いつもの場所で、こちらの時間で24時に。

 東雲秋空《しののめあきら》は、街の中央図書館に向かっていた。今日の勤務は午後1時から。秋空はここで司書として働いている。今年で12年目になる。本好きの父と兄の影響を受けて、彼も幼い頃から本に触れる機会が多かった。そのため、図書館司書の仕事に決めたのも自然な選択であった。ただ、2人と異なる点として彼は(読書も好きではあったがそれ以上に)図書館の空間が好きであった。壁一面に設置された本棚にきっちりと収まっている本たち、静かな空間に時折聴こえてくるページを繰る音や自習机で勉強をしたりノートにメモを取る音…それらの音を聴き、自分以外の誰かの存在を感じながらこの空間に身を置くことが、彼にとって癒しの時間であった。
 時計を見ると針は12時をさしていた。まだ少し時間がある。中央図書館内にあるカフェでメールのチェックをするか…と考えながら扉に手をかざそうとした時スマホの着信音がなった。その音から、相手が誰であるか、そして大まかな内容まで充分想像ができた。秋空はカフェに行く予定を変更し、司書控室の自身のデスクに向かうことにした。
 秋空が勤める中央図書館は、創立50年を超える老舗図書館である。地下1階から地上3階まである建物は、街の中でも大きな施設の一つであり、その外観も一際目をひくものとなっている。平日の午前中は涼を求めた年配の利用者が、夕方には宿題を伴って小中学生がやって来る。休日には大学の教授や学生が論文等々の資料を探しに足を運ぶ。秋空は今、主に配架・書架の整理を担当しているため、以前と比べ利用者と接する機会は減っていたが、出退勤の際や昼休みに1階の受付の側を通ると貸出・返却待ちの行列を目にすることがよくある。
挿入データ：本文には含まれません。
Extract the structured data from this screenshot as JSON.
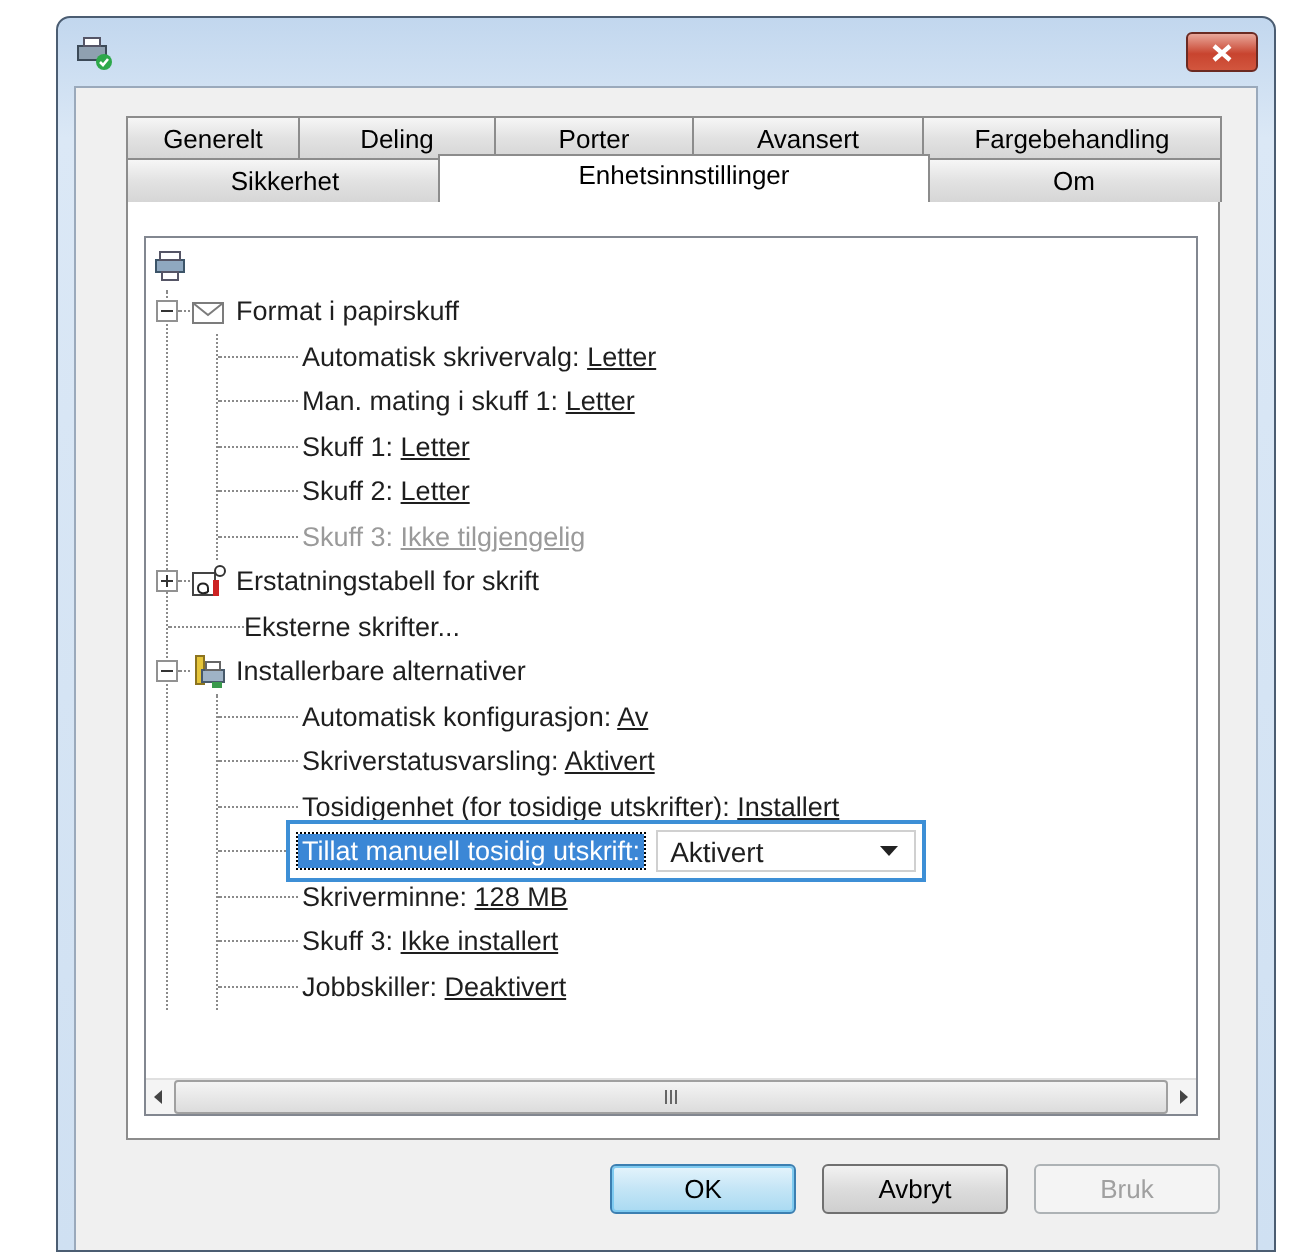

秋空が出勤したこの日も、受付のカウンターには数名の利用者が並んでいた。受付の様子を横目で確認しながら、司書控室へ続く階段へと向かった。「あの人数なら応援は大丈夫か」スマホの時計を確認し一段飛ばしで階段を上りながら、先程届いたメールの差出人を確認する。「やっぱり…」3階の司書控室の扉の前に着く頃には、本文にも目を通し終わっていた。細かい返信は難しそうだが、追って連絡する旨を打ち込む。今日の仕事は午後9時まで。場合によっては、電話の方が良いのかもしれない。そんなことを考えながら、彼は控室の扉を開けた。
 控室では数名の司書が休憩中であった。持参の昼食をとる者、机に突っ伏して昼寝をする者、スマホをチェックする者など、皆思い思いに過ごしていた。秋空は声のボリュームを落としつつ「おはようございます」と会釈をしながら中へと入って行く。休憩中のメンバーも軽く会釈をする。いつもと変わらない風景である。仕事の話や連絡事項等、報連相はきちんと行うがそれ以上の関わり合いや干渉をし合うことはない。プライベートについては、お互い追求したり深掘ることはしない。ドライに感じる人もいるかもしれないが、秋空にとってはそれが居心地良く感じられた。
 なぜかーーーそれは、秋空にも他人には話しにくい事情があるからだ。実は彼は、図書館司書の仕事以外にもう一つ別の仕事を抱えている。図書館司書の仕事が“表の仕事”であるなら、それは“裏の仕事”と言えるのかもしれない。このことについては、図書館の関係者もごく限られた者しか知らない。そして、彼にとってこの仕事は悩みの種の一つになっていた。

東雲 秋空
  • 東雲 秋空

  • 35歳

  • O型

  • あまり表情に出さない。寡黙。でも意外と人のことは見ている。